Along with reviewing and taking up some of the Medicaid strategies listed above, there are a series of concrete steps that states and lawmakers can adopt to establish a meaningful process for addressing homelessness among youth with behavioral health needs, including to:

  • Establish cross-agency working groups with early and active participation of youth and families with lived experience.
  • Conduct a comprehensive review of current policies, including on the continuum of care available for children and youth, residential/inpatient admissions, care provided during residential/inpatient stays, and discharge policies.
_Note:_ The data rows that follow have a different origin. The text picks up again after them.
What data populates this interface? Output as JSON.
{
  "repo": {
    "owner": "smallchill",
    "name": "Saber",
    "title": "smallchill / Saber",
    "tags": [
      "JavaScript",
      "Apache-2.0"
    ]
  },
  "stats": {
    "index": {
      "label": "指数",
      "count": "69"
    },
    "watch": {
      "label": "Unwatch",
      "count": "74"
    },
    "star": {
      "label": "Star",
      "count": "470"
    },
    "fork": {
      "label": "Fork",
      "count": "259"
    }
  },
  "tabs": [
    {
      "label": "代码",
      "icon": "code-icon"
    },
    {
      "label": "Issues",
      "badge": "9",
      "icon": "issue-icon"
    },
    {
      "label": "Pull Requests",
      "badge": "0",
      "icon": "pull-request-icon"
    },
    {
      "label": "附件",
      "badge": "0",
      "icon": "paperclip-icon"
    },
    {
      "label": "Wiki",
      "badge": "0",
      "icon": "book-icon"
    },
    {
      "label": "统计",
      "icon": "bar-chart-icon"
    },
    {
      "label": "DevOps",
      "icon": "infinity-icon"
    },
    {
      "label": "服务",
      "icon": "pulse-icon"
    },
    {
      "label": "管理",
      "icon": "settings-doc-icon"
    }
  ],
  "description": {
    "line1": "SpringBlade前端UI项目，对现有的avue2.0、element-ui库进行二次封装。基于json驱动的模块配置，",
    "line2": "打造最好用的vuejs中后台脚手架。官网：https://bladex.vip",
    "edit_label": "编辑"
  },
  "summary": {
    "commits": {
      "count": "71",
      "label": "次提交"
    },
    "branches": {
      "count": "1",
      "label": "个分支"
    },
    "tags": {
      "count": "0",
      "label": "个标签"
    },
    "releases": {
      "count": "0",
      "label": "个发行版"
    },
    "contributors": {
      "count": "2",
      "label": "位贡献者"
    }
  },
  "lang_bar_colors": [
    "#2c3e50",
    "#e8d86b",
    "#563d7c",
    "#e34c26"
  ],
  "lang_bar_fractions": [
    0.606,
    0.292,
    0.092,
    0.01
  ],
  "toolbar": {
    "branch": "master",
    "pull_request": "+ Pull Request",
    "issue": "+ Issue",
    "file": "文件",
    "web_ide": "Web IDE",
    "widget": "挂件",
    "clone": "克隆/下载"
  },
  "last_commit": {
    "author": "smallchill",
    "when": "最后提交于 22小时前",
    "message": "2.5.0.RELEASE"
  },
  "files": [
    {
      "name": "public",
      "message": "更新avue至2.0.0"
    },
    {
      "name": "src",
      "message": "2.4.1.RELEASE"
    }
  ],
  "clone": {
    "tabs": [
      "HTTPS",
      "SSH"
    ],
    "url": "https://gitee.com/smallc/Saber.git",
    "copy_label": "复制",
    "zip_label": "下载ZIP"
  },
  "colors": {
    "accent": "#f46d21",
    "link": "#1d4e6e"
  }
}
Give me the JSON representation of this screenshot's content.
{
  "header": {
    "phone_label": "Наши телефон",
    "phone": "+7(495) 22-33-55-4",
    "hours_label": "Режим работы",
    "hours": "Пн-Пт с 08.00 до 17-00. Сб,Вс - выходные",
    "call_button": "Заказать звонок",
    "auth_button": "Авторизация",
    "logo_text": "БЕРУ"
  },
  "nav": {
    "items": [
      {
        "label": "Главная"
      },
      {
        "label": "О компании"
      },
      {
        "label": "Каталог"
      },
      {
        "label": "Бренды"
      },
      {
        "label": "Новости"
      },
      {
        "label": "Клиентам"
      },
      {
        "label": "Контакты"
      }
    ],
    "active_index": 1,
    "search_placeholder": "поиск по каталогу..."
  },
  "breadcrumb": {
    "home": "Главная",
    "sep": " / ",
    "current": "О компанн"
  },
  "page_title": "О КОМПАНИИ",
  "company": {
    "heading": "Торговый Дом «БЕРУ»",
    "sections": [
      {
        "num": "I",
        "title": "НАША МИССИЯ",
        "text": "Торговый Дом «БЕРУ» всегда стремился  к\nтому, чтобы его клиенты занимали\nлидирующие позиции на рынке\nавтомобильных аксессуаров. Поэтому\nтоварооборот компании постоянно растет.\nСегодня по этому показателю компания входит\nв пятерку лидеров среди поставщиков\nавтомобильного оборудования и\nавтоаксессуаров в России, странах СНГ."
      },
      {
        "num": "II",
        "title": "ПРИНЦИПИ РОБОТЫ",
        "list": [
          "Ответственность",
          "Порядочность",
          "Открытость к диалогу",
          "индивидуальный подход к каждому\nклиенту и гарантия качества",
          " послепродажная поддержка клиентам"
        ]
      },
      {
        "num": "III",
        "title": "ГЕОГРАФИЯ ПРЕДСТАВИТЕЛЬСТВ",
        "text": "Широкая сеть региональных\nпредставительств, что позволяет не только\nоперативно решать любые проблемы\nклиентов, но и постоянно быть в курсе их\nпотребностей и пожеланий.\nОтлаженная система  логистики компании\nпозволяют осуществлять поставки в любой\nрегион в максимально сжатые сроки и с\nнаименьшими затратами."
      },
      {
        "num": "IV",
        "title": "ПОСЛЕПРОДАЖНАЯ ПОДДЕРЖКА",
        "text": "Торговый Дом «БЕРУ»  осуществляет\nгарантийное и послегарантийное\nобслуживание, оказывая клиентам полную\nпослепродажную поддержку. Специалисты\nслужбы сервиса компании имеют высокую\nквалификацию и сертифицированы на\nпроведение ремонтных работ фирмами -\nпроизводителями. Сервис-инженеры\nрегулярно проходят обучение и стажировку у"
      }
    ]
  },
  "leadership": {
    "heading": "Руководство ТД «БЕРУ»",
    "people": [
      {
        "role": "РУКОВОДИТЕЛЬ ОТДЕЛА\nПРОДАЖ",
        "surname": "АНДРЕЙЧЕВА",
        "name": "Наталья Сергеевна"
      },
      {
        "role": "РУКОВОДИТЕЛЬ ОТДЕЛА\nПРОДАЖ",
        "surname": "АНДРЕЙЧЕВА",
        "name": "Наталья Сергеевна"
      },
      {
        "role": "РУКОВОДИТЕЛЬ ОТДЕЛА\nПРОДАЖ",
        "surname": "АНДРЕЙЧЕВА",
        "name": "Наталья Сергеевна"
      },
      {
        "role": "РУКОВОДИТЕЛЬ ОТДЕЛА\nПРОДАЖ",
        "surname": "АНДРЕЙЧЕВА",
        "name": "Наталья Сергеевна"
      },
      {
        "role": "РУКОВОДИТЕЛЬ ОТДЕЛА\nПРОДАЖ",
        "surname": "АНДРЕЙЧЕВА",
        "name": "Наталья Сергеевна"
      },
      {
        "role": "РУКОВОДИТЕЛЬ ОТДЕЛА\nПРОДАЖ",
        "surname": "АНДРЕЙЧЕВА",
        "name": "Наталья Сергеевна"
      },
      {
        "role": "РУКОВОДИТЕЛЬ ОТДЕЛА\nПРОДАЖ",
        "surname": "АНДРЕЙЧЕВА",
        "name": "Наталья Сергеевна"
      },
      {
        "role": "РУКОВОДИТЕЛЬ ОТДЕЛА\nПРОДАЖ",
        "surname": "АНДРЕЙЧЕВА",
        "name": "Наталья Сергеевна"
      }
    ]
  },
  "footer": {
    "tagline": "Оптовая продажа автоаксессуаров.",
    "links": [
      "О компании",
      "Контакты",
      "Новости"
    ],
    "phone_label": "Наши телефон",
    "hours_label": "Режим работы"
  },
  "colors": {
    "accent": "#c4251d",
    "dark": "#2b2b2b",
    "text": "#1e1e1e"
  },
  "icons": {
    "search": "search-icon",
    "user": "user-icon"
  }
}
  • Engage a broad range of stakeholders to identify key measures of success.
  • Design and implement policies to improve care combined with new support and accountability.
  • Review data available to the state to understand the scope of youth homelessness and the intersection with youth with behavioral health needs, as well as to measure progress.

While the behavioral health crisis facing youth and young people is daunting, there are a variety of tools and opportunities available for states to improve the delivery of behavioral health care and address homelessness among youth with significant needs.